The other night I saw Moby performing at the Sydney Opera House and it was a stunning event with superb amplified sound filling the Concert Hall to the delight of 4000 enraptured fans.
The hall is really a vast volume (too big for any symphony orchestra to adequately fill) yet the volume produced by the amplifiers and speakers became so deafening that at times I had to crouch down behind the seats and block my ears......and I was sitting in row W of the Stalls?
I am sure that I must have suffered some permanent hearing loss over the 2 hour concert duration although thankfully there were some slow melodic songs to break the continual 100-110dB sound pressure levels.
The band members must surely wear ear-plugs to avoid early permanent deafness?

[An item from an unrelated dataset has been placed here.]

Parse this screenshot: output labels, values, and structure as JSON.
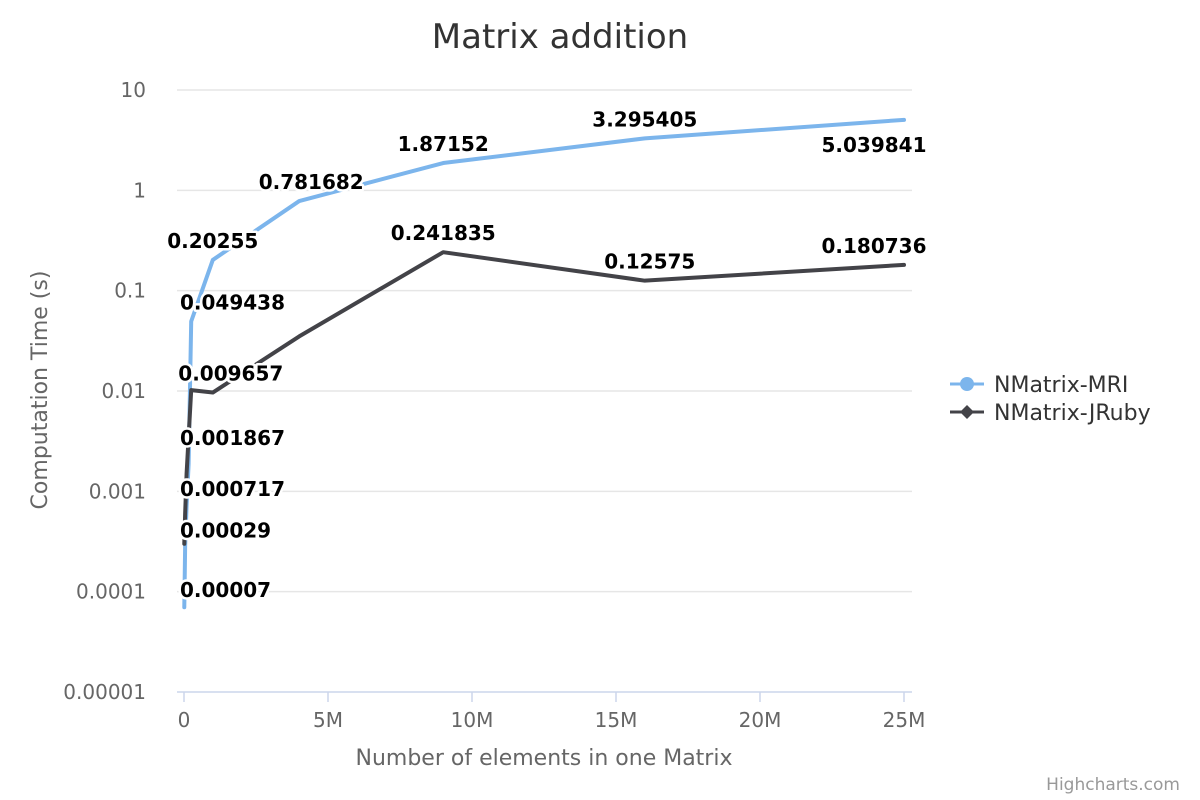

But this is not my question.
My stomach lining and chest cavity were vibrating and pulsing with the volume of sound but the bass drums and bass guitar were the lowest frequency-producing instruments on stage and I know that the lowest notes of the electric bass guitar is not lower than about 32Hz and most notes were way above that?

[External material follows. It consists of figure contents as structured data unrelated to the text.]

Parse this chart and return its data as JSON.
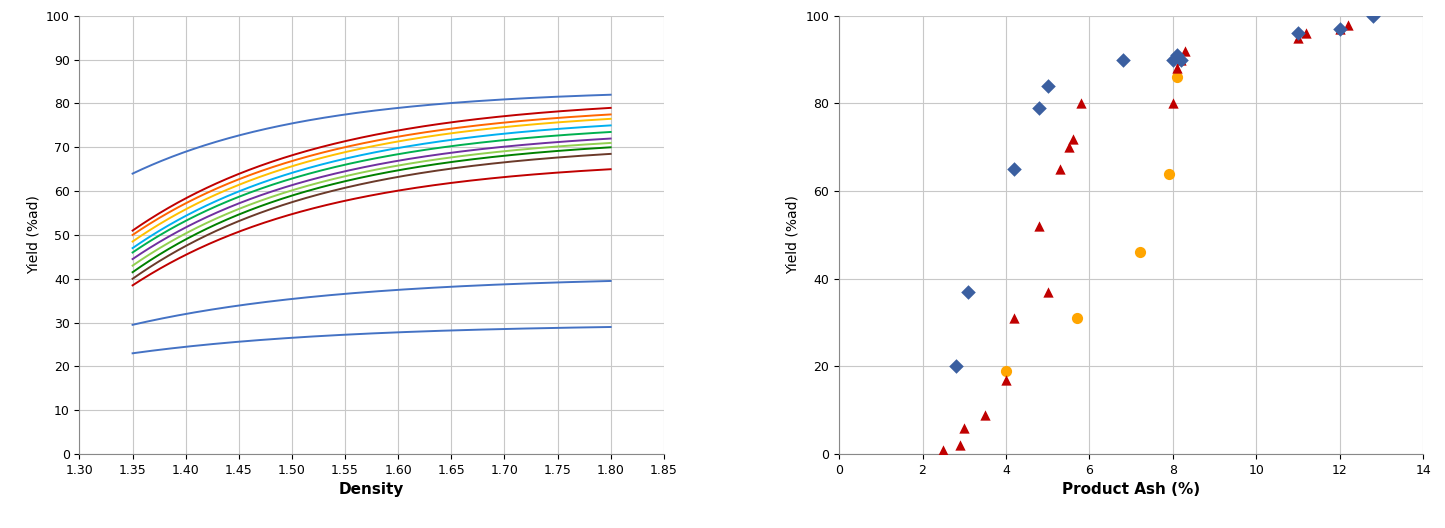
{
  "left_chart": {
    "xlabel": "Density",
    "ylabel": "Yield (%ad)",
    "xlim": [
      1.3,
      1.85
    ],
    "ylim": [
      0,
      100
    ],
    "xticks": [
      1.3,
      1.35,
      1.4,
      1.45,
      1.5,
      1.55,
      1.6,
      1.65,
      1.7,
      1.75,
      1.8,
      1.85
    ],
    "yticks": [
      0,
      10,
      20,
      30,
      40,
      50,
      60,
      70,
      80,
      90,
      100
    ],
    "curves": [
      {
        "color": "#4472C4",
        "y0": 64.0,
        "y1": 82.0,
        "k": 6.0
      },
      {
        "color": "#C00000",
        "y0": 51.0,
        "y1": 79.0,
        "k": 5.5
      },
      {
        "color": "#FF6600",
        "y0": 50.0,
        "y1": 77.5,
        "k": 5.5
      },
      {
        "color": "#FFC000",
        "y0": 48.5,
        "y1": 76.5,
        "k": 5.5
      },
      {
        "color": "#00B0F0",
        "y0": 47.0,
        "y1": 75.0,
        "k": 5.5
      },
      {
        "color": "#00B050",
        "y0": 46.0,
        "y1": 73.5,
        "k": 5.5
      },
      {
        "color": "#7030A0",
        "y0": 44.5,
        "y1": 72.0,
        "k": 5.5
      },
      {
        "color": "#92D050",
        "y0": 43.0,
        "y1": 71.0,
        "k": 5.5
      },
      {
        "color": "#008000",
        "y0": 41.5,
        "y1": 70.0,
        "k": 5.5
      },
      {
        "color": "#6B3A2A",
        "y0": 40.0,
        "y1": 68.5,
        "k": 5.5
      },
      {
        "color": "#C00000",
        "y0": 38.5,
        "y1": 65.0,
        "k": 5.5
      },
      {
        "color": "#4472C4",
        "y0": 29.5,
        "y1": 39.5,
        "k": 5.0
      },
      {
        "color": "#4472C4",
        "y0": 23.0,
        "y1": 29.0,
        "k": 5.0
      }
    ]
  },
  "right_chart": {
    "xlabel": "Product Ash (%)",
    "ylabel": "Yield (%ad)",
    "xlim": [
      0,
      14
    ],
    "ylim": [
      0,
      100
    ],
    "xticks": [
      0,
      2,
      4,
      6,
      8,
      10,
      12,
      14
    ],
    "yticks": [
      0,
      20,
      40,
      60,
      80,
      100
    ],
    "diamonds": {
      "color": "#3B5FA0",
      "x": [
        2.8,
        3.1,
        4.2,
        4.8,
        5.0,
        6.8,
        8.0,
        8.1,
        8.2,
        11.0,
        12.0,
        12.8
      ],
      "y": [
        20,
        37,
        65,
        79,
        84,
        90,
        90,
        91,
        90,
        96,
        97,
        100
      ]
    },
    "triangles": {
      "color": "#C00000",
      "x": [
        2.5,
        2.9,
        3.0,
        3.5,
        4.0,
        4.2,
        4.8,
        5.0,
        5.3,
        5.5,
        5.6,
        5.8,
        8.0,
        8.1,
        8.2,
        8.3,
        11.0,
        11.2,
        12.0,
        12.2
      ],
      "y": [
        1,
        2,
        6,
        9,
        17,
        31,
        52,
        37,
        65,
        70,
        72,
        80,
        80,
        88,
        90,
        92,
        95,
        96,
        97,
        98
      ]
    },
    "circles": {
      "color": "#FFA500",
      "x": [
        4.0,
        5.7,
        7.2,
        7.9,
        8.1
      ],
      "y": [
        19,
        31,
        46,
        64,
        86
      ]
    }
  },
  "bg_color": "#FFFFFF",
  "grid_color": "#C8C8C8"
}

My home system with 2 Vandersteen 2Wq Subwoofers can produce 26 Hz in my listening room but my innards do not vibrate when I play low organ music?
So it must be 'volume' combined with frequency that vibrates the guts?
Is there a mathematical formula for determining what volume at 40 Hz is needed to vibrate materials compared to that at 20 Hz?
halcro
It is indeed the low frequency that vibrates your guts.
The Chinese as a punishment for attempting to harm or kill
the Emperor would tie someone to a very large bell,
attached to the ringer, surrounded by the bell.
It rang or vibrated at a hertz below our hearing but over a few days destroyed his body.
Wow, that sounds nasty. To answer the question re ear damage, the best indication is tinnitus. If you come out of a concert with tinnitus, you have sustained a degree of permanent hearing loss. That may not be much, but it's cumulative. That principal works in general, but less well for low frequencies, where tinnitus may be difficult to detect. In general, noise related hearing loss is worse at high frequencies.
As an aside, I listended to an interview by Zappa some years ago. He describes a concert in Texas, where a Sherrif from a town from 20 miles away, came over to complain about the noise. At another, a pidgeon flew in front of the speakers and blew apart!
Hi Halcro, 100-110db is not mightly loud. When I listen to my system I am usually in the mid 90 db range average, with peaks to 104db. What kind of SPL meter were you using to measure the concert level with?